Hijinks in the Paint Factory

Many would say that the backbreaking, repetitive work in a grimy, overheated, dimly lit paint factory isn’t fun. These poor benighted souls were clearly not in my cohort of toilers on the four to midnight shift in the Cleveland, Ohio Glidden Paint factory in the summer of 1962. Since I was one of the lucky few to have been vouchsafed that opportunity, let me tell you of some of the hijinks that filled our days. I was just out of high school and I spent that glorious summer in the factory, dreading the impending drudgery of college.

We arrived just before 4:00 pm, clocked in and paid little attention as our shift boss read carefully and thoroughly, taking as much time as possible, the work orders that we were to fill. We then positioned the paint can filling machines under the proper paint tanks and adjusted them to fill pints, quarts or gallons as required. This took us until 5:00 pm when our supervisors left for the day.

Once alone, we rushed to the windows to ogle the secretaries leaving the administration building across the parking lot. For some of us, these lithe beauties represented our past. For me, a kid not yet eighteen, they represented an enticing future.


That took us a good forty five minutes, at which time we adjourned to sit on the wall outside the factory for a smoke break. I didn’t smoke, but felt it appropriate to join my fellows in worker solidarity. At about six thirty, we thought it might be, perhaps, time to fill a few paint cans.

My job was either to feed empty cans into one side of the machine or to take filled cans from the other side of the machine and stack them on pallets. These were very old machines that had been poorly maintained and very often slipped out of adjustment, not filling cans completely, not sealing the lids tightly, and, my favorite, mangling can lids that then remained stuck in the gears, requiring much cursing and a good half hour’s time to unstick. What fun!

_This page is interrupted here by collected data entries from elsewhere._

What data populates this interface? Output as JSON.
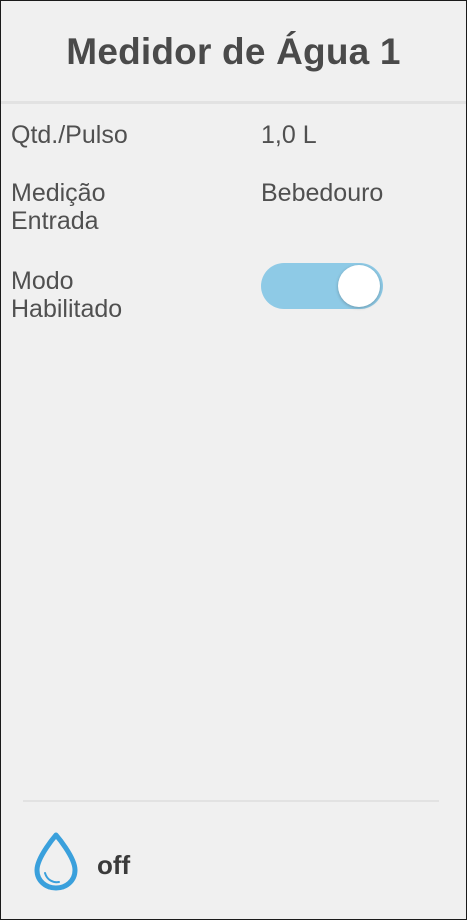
{
  "header": {
    "title": "Medidor de Água 1"
  },
  "settings": {
    "qty_per_pulse": {
      "label": "Qtd./Pulso",
      "value": "1,0 L"
    },
    "measurement_input": {
      "label_line1": "Medição",
      "label_line2": "Entrada",
      "value": "Bebedouro"
    },
    "mode_enabled": {
      "label_line1": "Modo",
      "label_line2": "Habilitado",
      "state": true
    }
  },
  "footer": {
    "icon": "water-drop-icon",
    "status": "off"
  },
  "colors": {
    "background": "#f0f0f0",
    "toggle_on": "#8ecae6",
    "drop_icon": "#3aa0dc",
    "text": "#505050"
  }
}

Lunch break (at around 8:00 pm, but that’s what it was called) was spent again sitting on the wall outside the factory, hoping to see an accident on the busy road in front of us. Our boss, an older but still powerful man, would entertain us by crushing gallon lids with one hand. Conversation settled around the sexual positions that our boss and his wife favored, the fortunes of the Cleveland Indians, and, for the older workers among us, the laziness and incompetence of members of the Negro race. They were sure, always, to mention to Frank, our black co-worker, that they didn’t mean him. He graciously refrained from committing mayhem on any of us.

After lunch, it was time to fill more cans and play the prank of the day. My favorite was the one with the five gallon cans. We frequently had orders to fill five gallon cans with paint by hand, eschewing the machines. One of us would handle the paint hose to fill a can. Another of us would place a lid on the can and crimp it with a hand tool. A third would lift the filled can, which weighed between forty and fifty pounds, by its handle and set it on a pallet. The other three members of our team, usually the members with the most seniority, supervised.

As we got into the rhythm of the job, the third member of our team would get into a kind of groove, handling his task of lifting and palleting automatically. Once we felt that he was in this groove, the paint hose operator would refrain from filling a can, but the lid crimper would seal the empty can. We then watched as the lifter and palleter heaved the can, which he assumed was as heavy as the previous cans. The very light can, of course, sailed over his head and, if we were lucky, he’d fall on his back. Hilarity ensued!

As it approached 11:30, we cleaned up and headed to the time clock hut, where we’d tell stories and smoke cigarettes, waiting for the clock to tick midnight. One of us would position his timecard in the time clock and push it home just as midnight struck. Within seconds all of us had clocked out. We headed to our cars and passed the time until we were together again.